Research Paper Volume 13, Issue 6 pp 7883—7899
Neighborhood environment, social cohesion, and epigenetic aging
- 1 Department of Epidemiology, Gillings School of Global Public Health, University of North Carolina at Chapel Hill, Chapel Hill, NC 27599, USA
- 2 Carolina Population Center, University of North Carolina at Chapel Hill, Chapel Hill, NC 27599, USA
- 3 Center for Public Health and Environmental Assessment, US Environmental Protection Agency, Durham, NC 27709, USA
- 4 Department of Environmental Sciences and Engineering, Gillings School of Global Public Health, University of North Carolina at Chapel Hill, Chapel Hill, NC 27599, USA
- 5 Institute of Environmental Health Solutions, University of North Carolina at Chapel Hill, Chapel Hill, NC 27599, USA
- 6 Department of Biostatistics, Gillings School of Global Public Health, University of North Carolina at Chapel Hill, Chapel Hill, NC 27599, USA
- 7 School of Public Health, Boston University, Boston, MA 02118, USA
- 8 Genomics Program, College of Public Health, University of South Florida, Tampa, FL 33612, USA
- 9 Department of Epidemiology, Harvard T.H. Chan School of Public Health, Boston, MA 02115, USA
Received: November 2, 2020 Accepted: February 16, 2021 Published: March 14, 2021https://doi.org/10.18632/aging.202814
How to Cite
Copyright: © 2021 Martin et al. This is an open access article distributed under the terms of the Creative Commons Attribution License (CC BY 3.0), which permits unrestricted use, distribution, and reproduction in any medium, provided the original author and source are credited.

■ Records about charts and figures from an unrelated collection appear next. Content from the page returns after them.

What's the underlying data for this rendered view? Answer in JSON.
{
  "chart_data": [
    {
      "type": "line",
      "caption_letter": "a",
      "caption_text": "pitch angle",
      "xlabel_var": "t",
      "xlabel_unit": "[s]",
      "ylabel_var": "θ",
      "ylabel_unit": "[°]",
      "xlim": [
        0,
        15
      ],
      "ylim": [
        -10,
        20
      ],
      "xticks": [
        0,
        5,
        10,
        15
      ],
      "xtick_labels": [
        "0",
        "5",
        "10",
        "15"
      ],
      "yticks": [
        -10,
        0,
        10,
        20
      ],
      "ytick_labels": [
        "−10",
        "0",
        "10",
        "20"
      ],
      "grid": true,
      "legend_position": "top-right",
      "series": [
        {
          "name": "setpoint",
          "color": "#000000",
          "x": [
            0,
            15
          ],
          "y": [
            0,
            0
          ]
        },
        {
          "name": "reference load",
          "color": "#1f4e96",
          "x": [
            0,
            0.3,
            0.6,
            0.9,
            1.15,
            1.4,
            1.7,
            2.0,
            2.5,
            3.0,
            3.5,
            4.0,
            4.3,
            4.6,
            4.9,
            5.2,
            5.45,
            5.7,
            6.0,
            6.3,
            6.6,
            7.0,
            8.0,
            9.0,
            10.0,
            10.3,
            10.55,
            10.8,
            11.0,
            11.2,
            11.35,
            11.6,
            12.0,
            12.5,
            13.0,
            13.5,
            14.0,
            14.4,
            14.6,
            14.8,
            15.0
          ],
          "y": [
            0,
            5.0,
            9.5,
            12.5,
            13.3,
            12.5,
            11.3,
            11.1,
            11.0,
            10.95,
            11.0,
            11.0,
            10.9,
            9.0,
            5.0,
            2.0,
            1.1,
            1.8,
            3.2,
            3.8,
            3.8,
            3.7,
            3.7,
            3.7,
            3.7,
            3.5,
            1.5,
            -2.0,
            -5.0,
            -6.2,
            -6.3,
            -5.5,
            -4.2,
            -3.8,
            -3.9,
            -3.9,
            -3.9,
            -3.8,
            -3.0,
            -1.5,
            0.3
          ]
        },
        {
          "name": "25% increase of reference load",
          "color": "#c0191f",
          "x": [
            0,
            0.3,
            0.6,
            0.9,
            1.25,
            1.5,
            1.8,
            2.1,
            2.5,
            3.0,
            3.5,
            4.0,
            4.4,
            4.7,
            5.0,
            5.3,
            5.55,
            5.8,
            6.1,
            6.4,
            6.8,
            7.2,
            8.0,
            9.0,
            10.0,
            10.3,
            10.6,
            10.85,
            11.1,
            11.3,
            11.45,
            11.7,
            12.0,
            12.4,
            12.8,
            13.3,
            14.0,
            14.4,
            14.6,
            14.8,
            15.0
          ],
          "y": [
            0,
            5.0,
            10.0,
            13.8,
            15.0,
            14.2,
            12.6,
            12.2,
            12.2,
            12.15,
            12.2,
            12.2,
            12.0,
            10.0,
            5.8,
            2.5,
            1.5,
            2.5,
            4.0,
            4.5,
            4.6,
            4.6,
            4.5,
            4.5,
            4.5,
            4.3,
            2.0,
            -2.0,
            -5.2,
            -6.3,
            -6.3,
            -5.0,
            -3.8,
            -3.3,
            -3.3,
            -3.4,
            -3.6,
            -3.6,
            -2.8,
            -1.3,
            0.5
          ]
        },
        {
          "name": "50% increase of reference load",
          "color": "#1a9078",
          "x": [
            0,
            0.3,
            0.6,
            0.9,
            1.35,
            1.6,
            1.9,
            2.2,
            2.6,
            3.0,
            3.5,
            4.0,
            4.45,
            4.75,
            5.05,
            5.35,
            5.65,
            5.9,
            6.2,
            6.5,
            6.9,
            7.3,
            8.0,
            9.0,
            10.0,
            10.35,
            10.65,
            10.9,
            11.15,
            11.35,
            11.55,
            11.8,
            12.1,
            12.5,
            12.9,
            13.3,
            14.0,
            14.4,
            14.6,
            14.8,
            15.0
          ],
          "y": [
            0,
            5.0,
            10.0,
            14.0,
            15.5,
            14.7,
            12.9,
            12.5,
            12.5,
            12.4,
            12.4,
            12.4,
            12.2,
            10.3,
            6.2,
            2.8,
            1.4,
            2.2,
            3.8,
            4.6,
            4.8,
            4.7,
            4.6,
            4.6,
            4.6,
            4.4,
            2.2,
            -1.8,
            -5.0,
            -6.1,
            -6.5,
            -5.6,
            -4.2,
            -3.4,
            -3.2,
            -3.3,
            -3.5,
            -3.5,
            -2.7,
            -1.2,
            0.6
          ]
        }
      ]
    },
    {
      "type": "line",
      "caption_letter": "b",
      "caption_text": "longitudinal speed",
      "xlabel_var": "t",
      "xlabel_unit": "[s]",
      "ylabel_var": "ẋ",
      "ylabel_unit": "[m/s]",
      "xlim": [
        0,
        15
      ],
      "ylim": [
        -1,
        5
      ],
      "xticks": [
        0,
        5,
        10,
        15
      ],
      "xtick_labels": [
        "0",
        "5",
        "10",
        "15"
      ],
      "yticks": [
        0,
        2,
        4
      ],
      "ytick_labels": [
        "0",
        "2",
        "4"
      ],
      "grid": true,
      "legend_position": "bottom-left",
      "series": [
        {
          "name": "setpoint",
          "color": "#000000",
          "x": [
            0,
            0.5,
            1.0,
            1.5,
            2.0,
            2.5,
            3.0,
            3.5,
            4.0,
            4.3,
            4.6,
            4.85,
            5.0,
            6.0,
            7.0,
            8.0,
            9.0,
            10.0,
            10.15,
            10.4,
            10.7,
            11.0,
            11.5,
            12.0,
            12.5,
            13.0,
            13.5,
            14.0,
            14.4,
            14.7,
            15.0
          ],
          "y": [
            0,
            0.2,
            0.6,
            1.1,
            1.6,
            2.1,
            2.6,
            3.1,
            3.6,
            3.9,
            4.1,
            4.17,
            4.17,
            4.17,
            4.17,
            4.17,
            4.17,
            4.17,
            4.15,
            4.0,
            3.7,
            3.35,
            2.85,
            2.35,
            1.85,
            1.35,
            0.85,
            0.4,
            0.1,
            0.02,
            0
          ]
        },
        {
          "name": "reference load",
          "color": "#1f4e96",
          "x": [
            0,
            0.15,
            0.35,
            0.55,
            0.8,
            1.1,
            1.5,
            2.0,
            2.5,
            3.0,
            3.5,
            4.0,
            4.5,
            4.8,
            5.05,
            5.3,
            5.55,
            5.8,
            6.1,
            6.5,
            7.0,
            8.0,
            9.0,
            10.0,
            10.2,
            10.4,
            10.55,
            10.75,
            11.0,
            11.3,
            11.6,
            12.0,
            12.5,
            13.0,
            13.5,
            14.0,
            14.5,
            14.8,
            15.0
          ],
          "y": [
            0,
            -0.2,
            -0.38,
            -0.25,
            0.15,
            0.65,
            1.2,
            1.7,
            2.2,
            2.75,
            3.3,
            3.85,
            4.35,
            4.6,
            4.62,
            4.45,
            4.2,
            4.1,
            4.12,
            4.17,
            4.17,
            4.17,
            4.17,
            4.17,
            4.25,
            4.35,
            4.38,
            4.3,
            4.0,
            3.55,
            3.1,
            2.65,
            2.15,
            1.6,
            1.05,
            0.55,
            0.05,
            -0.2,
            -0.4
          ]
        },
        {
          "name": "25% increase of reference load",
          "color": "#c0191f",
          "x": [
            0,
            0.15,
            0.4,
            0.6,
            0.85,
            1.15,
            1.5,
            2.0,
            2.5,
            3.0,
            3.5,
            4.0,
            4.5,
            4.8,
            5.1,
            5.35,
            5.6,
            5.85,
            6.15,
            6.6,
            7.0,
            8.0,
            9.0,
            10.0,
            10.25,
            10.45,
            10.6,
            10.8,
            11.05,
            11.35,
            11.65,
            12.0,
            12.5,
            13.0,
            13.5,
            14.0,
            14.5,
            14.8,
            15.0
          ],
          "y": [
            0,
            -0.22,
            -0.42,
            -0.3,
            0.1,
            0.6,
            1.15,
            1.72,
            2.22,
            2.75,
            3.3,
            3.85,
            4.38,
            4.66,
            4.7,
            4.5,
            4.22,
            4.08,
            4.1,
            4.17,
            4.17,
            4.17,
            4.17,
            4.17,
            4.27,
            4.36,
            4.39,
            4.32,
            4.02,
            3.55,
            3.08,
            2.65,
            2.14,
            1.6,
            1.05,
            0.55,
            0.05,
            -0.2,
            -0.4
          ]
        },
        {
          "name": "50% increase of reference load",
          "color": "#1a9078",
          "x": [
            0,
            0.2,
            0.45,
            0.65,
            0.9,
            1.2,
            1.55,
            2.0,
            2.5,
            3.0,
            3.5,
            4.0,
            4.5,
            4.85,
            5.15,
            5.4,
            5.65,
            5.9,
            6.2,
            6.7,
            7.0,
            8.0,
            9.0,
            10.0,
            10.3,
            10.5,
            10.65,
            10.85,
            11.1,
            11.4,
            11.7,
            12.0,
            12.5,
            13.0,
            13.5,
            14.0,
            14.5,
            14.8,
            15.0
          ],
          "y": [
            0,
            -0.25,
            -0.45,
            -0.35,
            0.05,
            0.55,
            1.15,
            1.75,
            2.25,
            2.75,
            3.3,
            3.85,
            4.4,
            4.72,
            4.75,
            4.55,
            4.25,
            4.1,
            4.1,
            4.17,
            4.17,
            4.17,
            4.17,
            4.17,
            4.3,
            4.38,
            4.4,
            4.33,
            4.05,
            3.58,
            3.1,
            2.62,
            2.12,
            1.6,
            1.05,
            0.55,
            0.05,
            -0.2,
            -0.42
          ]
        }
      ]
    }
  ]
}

Living in adverse neighborhood environments has been linked to risk of aging-related diseases and mortality; however, the biological mechanisms explaining this observation remain poorly understood. DNA methylation (DNAm), a proposed mechanism and biomarker of biological aging responsive to environmental stressors, offers promising insight into potential molecular pathways. We examined associations between three neighborhood social environment measures (poverty, quality, and social cohesion) and three epigenetic clocks (Horvath, Hannum, and PhenoAge) using data from the Detroit Neighborhood Health Study (n=158). Using linear regression models, we evaluated associations in the total sample and stratified by sex and social cohesion. Neighborhood quality was associated with accelerated DNAm aging for Horvath age acceleration (β = 1.8; 95% CI: 0.4, 3.1), Hannum age acceleration (β = 1.7; 95% CI: 0.4, 3.0), and PhenoAge acceleration (β = 2.1; 95% CI: 0.4, 3.8). In models stratified on social cohesion, associations of neighborhood poverty and quality with accelerated DNAm aging remained elevated for residents living in neighborhoods with lower social cohesion, but were null for those living in neighborhoods with higher social cohesion. Our study suggests that living in adverse neighborhood environments can speed up epigenetic aging, while positive neighborhood attributes may buffer effects.